All of this searching brings us right back to the Wisconsin statutes, which indeed allow for interpretation that does not render any of them contradictory, redundant or absurd. Section 66.069(1)(b), Wis.Stats., provides that notice of unpaid water charges will be sent to the owner, and unless they are paid by November 1, or unless they are paid by November 15 with a 10% penalty, "thereafter, the same will be levied as a tax against the lot or parcel of real estate to which utility service was furnished. . . . Each such delinquent amount, including such penalty, shall thereupon become a lien . . ." (emphasis added). This court is satisfied that the prepetition charges could not become a lien until November 16 of the year they were incurred, and that date was after the filing of the petition. Thus, the charges were not a lien on the date of filing, and any purported lien on the real estate sold by the debtor-in-possession can be avoided.

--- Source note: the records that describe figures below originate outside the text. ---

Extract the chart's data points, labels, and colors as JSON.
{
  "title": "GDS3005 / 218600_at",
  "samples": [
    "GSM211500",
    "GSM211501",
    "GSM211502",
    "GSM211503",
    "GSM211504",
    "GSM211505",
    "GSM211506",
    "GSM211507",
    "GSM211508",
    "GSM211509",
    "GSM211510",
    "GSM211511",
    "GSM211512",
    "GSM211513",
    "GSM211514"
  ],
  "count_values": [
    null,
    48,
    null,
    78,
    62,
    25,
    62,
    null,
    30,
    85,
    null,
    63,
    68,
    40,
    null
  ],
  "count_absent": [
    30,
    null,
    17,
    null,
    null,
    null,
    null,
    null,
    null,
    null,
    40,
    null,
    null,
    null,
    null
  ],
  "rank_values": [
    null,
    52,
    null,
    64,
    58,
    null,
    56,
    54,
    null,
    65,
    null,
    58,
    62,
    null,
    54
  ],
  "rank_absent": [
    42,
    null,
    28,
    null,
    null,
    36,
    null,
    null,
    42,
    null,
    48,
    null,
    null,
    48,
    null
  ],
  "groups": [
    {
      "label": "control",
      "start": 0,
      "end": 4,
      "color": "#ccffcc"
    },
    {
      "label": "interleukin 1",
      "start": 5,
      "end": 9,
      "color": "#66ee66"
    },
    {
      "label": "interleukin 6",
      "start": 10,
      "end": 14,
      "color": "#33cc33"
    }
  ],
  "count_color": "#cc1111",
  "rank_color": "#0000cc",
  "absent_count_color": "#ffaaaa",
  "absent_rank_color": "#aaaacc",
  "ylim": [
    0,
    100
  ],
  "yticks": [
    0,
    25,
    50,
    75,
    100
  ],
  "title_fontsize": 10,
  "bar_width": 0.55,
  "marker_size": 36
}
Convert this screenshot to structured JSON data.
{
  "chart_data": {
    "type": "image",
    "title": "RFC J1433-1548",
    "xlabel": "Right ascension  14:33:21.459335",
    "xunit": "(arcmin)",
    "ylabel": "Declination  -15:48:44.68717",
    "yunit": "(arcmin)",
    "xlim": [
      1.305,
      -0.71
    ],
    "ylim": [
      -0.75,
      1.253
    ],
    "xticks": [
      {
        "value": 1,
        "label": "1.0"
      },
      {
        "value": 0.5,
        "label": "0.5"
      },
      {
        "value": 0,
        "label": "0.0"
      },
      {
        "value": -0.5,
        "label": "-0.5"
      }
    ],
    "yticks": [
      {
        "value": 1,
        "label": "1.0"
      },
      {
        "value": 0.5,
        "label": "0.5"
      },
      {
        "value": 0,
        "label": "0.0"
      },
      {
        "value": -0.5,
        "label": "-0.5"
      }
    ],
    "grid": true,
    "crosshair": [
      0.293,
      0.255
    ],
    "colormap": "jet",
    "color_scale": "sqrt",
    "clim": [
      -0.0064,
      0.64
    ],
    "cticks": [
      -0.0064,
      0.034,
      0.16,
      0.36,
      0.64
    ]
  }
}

This court's interpretation of § 66.069(1)(b), Wis.Stats., is not inconsistent with § 66.071(1)(e), Wis.Stats., providing that water charges "shall be a lien on the lot." The lien arises in the future after the charges are unpaid, notice is given, and the city comptroller places them on the tax rolls. It is not inconsistent with § 70.01, Wis.Stats., which treats real estate taxes differently and affords them retroactive perfection to January 1 of the year levied. Likewise, it is not inconsistent with § 70.65(2)(b), Wis.Stats., which provides that a tax bill set out real estate taxes and other charges separately. Once *313 the charges are on the tax bill, the charges may, of course, be collected in the same manner as the real estate taxes, because by that time the charges constitute a perfected lien, and this does not run afoul of this court's interpretation.

Therefore, the court grants the debtor/plaintiff's motion for summary judgment, and the city's lien for prepetition water and sewer charges is avoided. A separate order consistent with this opinion was entered.

NOTES

[1] The city withdrew its objection to the sale of the Water Street properties with the understanding that the city did not waive, release or compromise, in any way, its claim for tax liens, including water and sewer charges.

[2] Effective January 1, 2001, § 66.071, Wis.Stats., was amended and renumbered as § 62.69, Wis.Stats., by 1999 Wisconsin Act 150. Similarly, § 66.069(1), Wis.Stats., was amended and renumbered as § 66.0809, Wis.Stats. The court will analyze the 1997-1998 versions of the applicable statutes, which were in effect on the date of the petition.

[3] However, the perfection of this lien by placement on the tax rolls might be considered an act done in violation of the automatic stay. See In re Shoreham Paper Co., 117 B.R. 274 (Bankr.W.D.Mich.1990).